For over ten years the Polish corporate tax law requires preparing and updating the transfer pricing documentation [TPD] for transactions not only between the related companies but also between the foreign enterprises and their permanent establishments (branch offices) in Poland. The legal requirements are based on OECD Guidelines for Multinational Enterprises and Tax Administrations.
The compulsory parts of this documentation are:
1) description of functions to be performed by entities engaged in the transaction (taking into account the assets used and the risks taken);
2) description of all anticipated costs of the transaction, as well as the payment terms;
3) method of calculating profits and pricing of the object of the transaction (the Comparable Uncontrolled Price (CUP) method is generally deemed to be the most appropriate);
4) description of business strategy and other actions thereunder - in case the value of the transaction was affected by the strategy adopted by the entity;
5) indication of other factors influencing the value of transaction;
6) description of performance related benefits expected by the entity obliged to make out the documentation - in case of agreement concerning intangible transactions.

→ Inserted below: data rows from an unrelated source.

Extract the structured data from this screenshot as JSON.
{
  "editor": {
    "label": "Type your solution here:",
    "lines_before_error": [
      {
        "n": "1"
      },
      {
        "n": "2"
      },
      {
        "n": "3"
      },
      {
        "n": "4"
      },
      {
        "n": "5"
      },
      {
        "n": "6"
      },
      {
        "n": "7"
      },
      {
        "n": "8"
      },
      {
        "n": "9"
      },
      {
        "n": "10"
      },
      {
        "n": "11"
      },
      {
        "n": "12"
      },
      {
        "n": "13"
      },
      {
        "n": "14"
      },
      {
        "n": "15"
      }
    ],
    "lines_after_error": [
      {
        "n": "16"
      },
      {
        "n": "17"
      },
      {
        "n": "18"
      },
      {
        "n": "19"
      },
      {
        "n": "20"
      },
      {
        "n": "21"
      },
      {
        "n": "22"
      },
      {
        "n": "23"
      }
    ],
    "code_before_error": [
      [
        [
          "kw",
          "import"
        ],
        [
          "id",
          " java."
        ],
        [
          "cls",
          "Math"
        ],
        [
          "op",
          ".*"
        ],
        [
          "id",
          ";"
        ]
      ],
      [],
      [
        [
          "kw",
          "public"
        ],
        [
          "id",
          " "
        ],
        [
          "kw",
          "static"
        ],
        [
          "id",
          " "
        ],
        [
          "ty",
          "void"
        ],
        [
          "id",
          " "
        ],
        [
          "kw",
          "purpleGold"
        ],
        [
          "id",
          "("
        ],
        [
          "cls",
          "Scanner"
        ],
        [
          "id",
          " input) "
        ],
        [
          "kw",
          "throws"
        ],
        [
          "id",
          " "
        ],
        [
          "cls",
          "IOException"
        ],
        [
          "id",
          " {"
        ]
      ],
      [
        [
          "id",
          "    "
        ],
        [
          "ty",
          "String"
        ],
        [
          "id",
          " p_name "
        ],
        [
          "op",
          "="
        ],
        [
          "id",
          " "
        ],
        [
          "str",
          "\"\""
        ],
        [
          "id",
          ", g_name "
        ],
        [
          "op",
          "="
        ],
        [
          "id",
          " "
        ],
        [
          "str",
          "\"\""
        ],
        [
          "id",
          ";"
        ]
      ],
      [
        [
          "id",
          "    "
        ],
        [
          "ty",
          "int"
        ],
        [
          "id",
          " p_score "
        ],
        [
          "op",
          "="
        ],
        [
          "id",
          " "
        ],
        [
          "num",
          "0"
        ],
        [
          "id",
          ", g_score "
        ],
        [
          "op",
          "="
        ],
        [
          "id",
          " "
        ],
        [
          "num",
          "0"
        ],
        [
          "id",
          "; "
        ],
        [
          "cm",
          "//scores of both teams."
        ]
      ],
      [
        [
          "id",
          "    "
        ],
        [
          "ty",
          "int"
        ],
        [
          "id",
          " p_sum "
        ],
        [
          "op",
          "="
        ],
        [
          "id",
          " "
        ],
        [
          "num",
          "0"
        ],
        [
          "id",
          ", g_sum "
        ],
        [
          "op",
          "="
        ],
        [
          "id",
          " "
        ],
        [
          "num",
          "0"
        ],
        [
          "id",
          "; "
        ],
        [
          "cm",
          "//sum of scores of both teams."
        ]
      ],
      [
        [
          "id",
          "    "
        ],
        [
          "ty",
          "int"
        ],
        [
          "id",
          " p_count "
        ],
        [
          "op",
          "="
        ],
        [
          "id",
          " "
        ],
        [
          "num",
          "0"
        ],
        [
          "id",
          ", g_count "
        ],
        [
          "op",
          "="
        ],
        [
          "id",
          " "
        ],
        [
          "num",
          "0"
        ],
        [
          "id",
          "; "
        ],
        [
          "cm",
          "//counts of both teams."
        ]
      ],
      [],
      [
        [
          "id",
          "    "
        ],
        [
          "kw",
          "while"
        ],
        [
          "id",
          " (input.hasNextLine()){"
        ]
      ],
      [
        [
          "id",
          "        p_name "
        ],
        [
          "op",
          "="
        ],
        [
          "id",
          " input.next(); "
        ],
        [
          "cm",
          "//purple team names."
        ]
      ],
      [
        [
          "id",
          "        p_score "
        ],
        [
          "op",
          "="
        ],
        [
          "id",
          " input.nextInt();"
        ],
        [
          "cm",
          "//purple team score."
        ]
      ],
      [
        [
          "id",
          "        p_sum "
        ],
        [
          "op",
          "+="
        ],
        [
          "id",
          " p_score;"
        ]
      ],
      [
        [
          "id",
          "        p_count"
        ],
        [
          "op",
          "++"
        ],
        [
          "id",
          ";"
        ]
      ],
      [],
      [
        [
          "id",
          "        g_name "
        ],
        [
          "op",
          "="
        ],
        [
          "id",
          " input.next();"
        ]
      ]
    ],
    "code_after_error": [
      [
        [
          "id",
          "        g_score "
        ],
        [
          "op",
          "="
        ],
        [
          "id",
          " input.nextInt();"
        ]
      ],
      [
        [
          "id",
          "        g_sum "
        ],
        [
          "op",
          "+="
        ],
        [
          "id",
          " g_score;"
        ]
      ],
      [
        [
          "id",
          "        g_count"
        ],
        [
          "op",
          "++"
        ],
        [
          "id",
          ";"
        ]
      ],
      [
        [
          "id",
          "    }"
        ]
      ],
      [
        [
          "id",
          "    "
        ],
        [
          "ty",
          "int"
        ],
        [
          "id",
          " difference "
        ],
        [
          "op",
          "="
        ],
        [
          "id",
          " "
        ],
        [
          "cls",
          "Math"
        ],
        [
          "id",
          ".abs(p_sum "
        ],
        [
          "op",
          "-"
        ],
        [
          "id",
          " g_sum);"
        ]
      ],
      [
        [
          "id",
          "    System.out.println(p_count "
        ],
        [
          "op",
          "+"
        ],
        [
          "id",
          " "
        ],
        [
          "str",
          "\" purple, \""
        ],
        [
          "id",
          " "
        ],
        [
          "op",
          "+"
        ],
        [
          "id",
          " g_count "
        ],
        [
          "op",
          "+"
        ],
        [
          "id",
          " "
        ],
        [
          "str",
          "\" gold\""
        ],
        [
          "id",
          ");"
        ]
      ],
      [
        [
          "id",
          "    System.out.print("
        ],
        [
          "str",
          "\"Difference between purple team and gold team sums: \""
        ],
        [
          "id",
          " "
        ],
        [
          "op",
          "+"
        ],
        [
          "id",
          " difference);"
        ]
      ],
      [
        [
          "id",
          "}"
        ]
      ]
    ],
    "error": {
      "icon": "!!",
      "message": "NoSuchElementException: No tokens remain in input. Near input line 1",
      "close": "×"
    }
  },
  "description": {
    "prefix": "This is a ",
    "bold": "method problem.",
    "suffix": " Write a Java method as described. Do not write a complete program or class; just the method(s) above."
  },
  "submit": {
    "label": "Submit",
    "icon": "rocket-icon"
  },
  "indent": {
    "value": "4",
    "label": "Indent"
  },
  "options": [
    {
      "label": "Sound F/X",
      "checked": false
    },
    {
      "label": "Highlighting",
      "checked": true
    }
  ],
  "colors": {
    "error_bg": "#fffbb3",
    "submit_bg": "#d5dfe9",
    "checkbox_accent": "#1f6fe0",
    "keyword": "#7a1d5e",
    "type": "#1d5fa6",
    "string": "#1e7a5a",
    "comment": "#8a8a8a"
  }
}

If a tax payer fails to present the TPD within 7 days from request he may face a risk of 50% penal income tax rate (versus 19% standard rate) to be applied to any extra income assessed during the tax inspection. On the other hand the transfer pricing documentation, when available, offers substantial support to taxpayers during the tax inspection. Any change of profitability of a business other than revenue related may raise interest of tax authorities. Therefore a special prudence should be applied when the change of pricing principles takes place.